Internal auditing provides objectives and independent assurances to those responsible for corporate governance on the effectiveness of the procedures. Fundamentally, it involves evaluation of the effectiveness of controls in the whole range of risks faced by the organization. This enables internal auditing to provide audit committees and BOD with the information they need to contain the risks in the organization. It precisely for this reason that the Institute of Internal Auditors in the UK considers internal auditing as one of the four paradigms of good governance, alongside the board, external auditing, and management.
Internal auditing is often observed as part of the accounting profession. Therefore, the notion that it is a costly activity should be done away with. Internal auditing is an independent and distinct profession with its own skill set, ethical code and professional practices. This was rubber stamped when IIA acquired a chartered status. This mark of quality in the profession is a signal of its significance in its own right.
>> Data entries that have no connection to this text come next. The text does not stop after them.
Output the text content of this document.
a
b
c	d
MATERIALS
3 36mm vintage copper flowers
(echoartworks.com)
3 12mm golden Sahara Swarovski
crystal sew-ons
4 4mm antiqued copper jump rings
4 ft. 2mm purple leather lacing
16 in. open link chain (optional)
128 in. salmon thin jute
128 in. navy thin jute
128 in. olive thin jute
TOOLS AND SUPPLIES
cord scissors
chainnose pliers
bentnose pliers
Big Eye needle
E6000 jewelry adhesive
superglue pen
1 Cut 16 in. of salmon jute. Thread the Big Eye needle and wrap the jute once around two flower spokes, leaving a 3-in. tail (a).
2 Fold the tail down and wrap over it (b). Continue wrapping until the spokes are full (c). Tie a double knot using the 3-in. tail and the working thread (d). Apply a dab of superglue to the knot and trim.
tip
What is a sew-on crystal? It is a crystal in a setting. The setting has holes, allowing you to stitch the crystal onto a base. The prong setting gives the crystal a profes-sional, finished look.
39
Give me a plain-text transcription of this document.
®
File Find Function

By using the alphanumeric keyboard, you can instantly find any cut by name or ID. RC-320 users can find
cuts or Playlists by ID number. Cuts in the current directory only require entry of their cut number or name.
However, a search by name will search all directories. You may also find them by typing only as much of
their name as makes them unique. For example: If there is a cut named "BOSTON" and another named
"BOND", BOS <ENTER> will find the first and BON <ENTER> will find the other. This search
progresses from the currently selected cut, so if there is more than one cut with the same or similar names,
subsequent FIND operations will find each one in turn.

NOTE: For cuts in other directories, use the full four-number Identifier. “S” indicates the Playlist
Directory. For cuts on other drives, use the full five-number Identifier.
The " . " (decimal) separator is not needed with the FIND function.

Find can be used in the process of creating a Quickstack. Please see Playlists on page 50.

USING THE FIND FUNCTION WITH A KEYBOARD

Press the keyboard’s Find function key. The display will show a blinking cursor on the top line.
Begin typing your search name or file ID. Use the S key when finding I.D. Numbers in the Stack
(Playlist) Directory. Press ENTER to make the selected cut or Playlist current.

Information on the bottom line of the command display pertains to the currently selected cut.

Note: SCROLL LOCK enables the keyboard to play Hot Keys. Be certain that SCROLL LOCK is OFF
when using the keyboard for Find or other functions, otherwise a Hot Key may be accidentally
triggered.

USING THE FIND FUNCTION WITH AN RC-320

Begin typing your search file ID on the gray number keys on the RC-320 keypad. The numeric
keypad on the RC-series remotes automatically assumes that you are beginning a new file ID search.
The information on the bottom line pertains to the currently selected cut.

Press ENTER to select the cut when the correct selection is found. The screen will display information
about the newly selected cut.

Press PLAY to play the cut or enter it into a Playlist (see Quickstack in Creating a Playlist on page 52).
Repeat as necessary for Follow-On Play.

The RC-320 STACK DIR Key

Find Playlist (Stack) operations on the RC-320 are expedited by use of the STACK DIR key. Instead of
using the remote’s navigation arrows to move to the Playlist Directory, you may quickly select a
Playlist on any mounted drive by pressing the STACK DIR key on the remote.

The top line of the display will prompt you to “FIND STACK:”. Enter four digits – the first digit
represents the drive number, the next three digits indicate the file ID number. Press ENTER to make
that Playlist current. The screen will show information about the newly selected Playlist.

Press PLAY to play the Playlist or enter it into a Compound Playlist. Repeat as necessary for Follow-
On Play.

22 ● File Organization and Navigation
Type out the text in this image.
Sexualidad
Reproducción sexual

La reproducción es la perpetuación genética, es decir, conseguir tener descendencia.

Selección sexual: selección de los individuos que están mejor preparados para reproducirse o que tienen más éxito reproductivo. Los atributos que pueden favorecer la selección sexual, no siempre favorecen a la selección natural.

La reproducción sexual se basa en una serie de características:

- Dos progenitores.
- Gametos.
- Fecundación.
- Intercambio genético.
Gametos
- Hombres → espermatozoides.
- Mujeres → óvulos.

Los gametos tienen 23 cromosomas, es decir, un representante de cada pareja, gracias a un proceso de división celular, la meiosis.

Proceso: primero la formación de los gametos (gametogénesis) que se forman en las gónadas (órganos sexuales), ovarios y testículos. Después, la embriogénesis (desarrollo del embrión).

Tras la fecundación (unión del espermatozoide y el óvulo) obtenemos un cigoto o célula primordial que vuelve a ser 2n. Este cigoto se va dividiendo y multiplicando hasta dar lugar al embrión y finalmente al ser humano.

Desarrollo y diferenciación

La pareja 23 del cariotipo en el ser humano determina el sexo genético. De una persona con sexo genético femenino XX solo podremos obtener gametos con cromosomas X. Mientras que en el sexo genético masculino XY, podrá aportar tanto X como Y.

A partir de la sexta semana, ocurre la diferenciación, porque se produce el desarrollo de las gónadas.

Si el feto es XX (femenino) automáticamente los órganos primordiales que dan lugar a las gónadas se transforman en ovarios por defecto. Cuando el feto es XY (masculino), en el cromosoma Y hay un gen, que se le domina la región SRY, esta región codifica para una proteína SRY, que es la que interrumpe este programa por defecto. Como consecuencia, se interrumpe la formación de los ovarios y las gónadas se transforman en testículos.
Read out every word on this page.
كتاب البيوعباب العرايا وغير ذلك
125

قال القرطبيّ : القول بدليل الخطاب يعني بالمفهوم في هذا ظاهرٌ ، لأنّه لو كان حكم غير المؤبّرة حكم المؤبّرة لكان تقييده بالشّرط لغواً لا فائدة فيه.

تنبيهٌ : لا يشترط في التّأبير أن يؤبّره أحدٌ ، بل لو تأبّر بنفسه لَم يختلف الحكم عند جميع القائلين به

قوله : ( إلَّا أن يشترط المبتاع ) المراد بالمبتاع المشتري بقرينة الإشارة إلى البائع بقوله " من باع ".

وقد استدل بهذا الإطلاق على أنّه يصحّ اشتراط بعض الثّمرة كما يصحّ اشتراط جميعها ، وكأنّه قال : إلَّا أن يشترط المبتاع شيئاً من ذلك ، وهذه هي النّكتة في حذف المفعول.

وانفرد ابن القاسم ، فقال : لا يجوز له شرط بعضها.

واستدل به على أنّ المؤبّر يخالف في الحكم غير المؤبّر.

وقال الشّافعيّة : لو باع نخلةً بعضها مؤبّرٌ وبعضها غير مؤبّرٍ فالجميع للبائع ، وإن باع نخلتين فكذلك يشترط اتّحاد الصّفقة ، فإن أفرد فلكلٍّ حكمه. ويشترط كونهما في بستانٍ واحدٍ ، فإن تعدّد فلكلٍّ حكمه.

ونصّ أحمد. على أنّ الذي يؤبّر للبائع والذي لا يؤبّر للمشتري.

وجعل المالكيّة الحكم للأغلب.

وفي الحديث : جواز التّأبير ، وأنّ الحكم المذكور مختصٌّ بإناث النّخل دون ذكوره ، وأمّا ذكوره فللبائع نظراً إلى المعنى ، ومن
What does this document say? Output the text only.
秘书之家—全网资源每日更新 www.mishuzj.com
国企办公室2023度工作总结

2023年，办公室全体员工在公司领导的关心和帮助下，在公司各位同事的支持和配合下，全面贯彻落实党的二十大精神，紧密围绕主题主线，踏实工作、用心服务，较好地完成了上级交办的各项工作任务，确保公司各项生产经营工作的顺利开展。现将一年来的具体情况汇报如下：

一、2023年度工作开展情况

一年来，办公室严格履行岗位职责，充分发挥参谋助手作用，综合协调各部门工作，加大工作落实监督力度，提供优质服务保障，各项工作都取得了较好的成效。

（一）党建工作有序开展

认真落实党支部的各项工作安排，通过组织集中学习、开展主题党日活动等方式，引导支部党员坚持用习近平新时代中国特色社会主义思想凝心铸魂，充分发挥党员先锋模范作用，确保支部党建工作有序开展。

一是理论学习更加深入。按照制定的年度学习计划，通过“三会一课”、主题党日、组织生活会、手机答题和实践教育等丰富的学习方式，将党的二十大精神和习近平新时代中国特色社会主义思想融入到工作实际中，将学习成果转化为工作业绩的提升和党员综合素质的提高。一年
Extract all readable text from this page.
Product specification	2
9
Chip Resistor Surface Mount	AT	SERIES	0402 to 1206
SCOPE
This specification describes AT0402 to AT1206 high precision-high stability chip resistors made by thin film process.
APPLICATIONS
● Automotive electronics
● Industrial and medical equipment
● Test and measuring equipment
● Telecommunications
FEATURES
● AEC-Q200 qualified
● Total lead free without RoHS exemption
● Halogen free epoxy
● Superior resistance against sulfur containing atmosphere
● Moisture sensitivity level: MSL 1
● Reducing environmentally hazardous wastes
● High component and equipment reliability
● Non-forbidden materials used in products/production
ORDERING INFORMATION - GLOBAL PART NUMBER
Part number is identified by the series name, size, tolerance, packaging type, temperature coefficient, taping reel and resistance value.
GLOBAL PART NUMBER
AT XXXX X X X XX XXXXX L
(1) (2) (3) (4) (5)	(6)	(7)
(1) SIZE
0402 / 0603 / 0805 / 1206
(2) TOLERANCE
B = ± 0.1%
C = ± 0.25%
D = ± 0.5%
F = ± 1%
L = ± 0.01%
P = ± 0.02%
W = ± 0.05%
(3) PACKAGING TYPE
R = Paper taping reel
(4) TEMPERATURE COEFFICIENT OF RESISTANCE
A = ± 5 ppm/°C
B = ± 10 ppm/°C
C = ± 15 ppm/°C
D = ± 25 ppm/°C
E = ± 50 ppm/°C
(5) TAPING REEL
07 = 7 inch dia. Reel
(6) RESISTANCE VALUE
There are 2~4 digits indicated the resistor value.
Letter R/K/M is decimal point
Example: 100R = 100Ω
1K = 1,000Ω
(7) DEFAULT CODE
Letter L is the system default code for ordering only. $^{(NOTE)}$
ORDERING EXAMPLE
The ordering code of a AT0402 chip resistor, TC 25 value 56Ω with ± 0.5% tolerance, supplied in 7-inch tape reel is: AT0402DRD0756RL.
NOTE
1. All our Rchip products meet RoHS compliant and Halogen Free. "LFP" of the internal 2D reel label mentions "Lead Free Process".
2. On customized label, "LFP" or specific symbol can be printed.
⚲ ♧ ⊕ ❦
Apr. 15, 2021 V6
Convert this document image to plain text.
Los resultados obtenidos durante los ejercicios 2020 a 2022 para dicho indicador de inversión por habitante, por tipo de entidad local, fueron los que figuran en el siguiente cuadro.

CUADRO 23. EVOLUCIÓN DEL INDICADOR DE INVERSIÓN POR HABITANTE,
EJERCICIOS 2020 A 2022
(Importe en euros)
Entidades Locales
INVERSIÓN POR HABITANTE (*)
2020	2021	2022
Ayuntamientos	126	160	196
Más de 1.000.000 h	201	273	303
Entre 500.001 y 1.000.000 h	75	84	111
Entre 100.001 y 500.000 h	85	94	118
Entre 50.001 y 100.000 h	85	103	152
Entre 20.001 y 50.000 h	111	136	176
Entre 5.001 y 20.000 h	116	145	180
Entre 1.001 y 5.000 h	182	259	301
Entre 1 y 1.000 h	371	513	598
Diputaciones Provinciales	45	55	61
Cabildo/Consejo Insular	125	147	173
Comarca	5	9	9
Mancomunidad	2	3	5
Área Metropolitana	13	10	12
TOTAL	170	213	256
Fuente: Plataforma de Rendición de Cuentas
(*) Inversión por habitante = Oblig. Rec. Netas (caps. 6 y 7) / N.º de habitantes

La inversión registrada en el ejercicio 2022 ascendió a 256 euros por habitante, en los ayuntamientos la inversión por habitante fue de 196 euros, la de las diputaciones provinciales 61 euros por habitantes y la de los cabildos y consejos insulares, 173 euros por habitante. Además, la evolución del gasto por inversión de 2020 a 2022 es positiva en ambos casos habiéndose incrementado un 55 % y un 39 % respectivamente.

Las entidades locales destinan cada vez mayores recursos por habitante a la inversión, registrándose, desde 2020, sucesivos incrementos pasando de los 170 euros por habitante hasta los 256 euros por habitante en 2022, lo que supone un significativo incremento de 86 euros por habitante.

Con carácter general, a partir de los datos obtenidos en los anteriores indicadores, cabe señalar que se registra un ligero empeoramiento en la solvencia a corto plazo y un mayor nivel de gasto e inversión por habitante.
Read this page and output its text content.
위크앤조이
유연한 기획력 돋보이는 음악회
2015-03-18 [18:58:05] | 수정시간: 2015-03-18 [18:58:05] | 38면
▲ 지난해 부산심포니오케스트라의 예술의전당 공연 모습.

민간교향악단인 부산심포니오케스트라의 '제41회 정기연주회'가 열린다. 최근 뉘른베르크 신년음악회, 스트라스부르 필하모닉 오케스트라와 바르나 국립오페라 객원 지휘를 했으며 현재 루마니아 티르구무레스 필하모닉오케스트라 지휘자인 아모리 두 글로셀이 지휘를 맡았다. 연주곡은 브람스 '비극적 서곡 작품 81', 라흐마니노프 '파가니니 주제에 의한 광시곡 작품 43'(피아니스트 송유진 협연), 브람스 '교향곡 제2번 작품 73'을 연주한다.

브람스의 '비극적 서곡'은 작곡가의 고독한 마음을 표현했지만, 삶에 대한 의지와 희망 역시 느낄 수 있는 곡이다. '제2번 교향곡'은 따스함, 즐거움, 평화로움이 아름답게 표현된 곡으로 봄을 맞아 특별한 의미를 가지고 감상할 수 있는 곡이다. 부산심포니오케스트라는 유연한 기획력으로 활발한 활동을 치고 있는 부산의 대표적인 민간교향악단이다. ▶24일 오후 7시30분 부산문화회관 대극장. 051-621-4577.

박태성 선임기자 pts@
According to Choi, J.-H., J.-B. Kim, and Y. Zang (2006: 56), the role of internal auditors presently involves spending of over 75 percent of their time in evaluation and reporting on non-financial areas, an indication of the scope of the modern internal auditing. The head of the department not only works with the head finance but also with heads of other departments. The role of internal auditing provides assurance on varied aspects of the business, including exposure to financial and non-financial fraud, business continuity risks, data security risks and reputational risks. Thus, internal auditing is uniquely placed to provide professional judgment on management of risks and internal controls across the whole organization.
Internal auditing is becoming more valuable as risk management takes centre stage. Boards are striving to ensure that their risk management processes are well-integrated, and that control gaps are removed in their organizations. The overall responsibility for the effectiveness of risk management lies solely with internal auditing.
There exists a clear division between external and internal auditing. External auditors are appointed by shareholders during annual AGM to perform statutory audit, report to shareholders, check annual financial records and conduct statutory audits. They are also required to be legal and independent from the client. Internal auditors, on the other hand, are appointed by directors and report directly to them. Their scope of work is determined by the directors, and their duties mainly include internal control systems. They are not legally required to be independent, and they are not legal.
As a support and control function, internal auditing is not directly related to the organizational goals. While it is easy to identify the value delivered by operational or commercial activity, it is difficult to identify the value of internal auditing activities. Therefore, it has to demonstrate its value more than any other activity. This value is replicated in an improvement in risk management and internal control.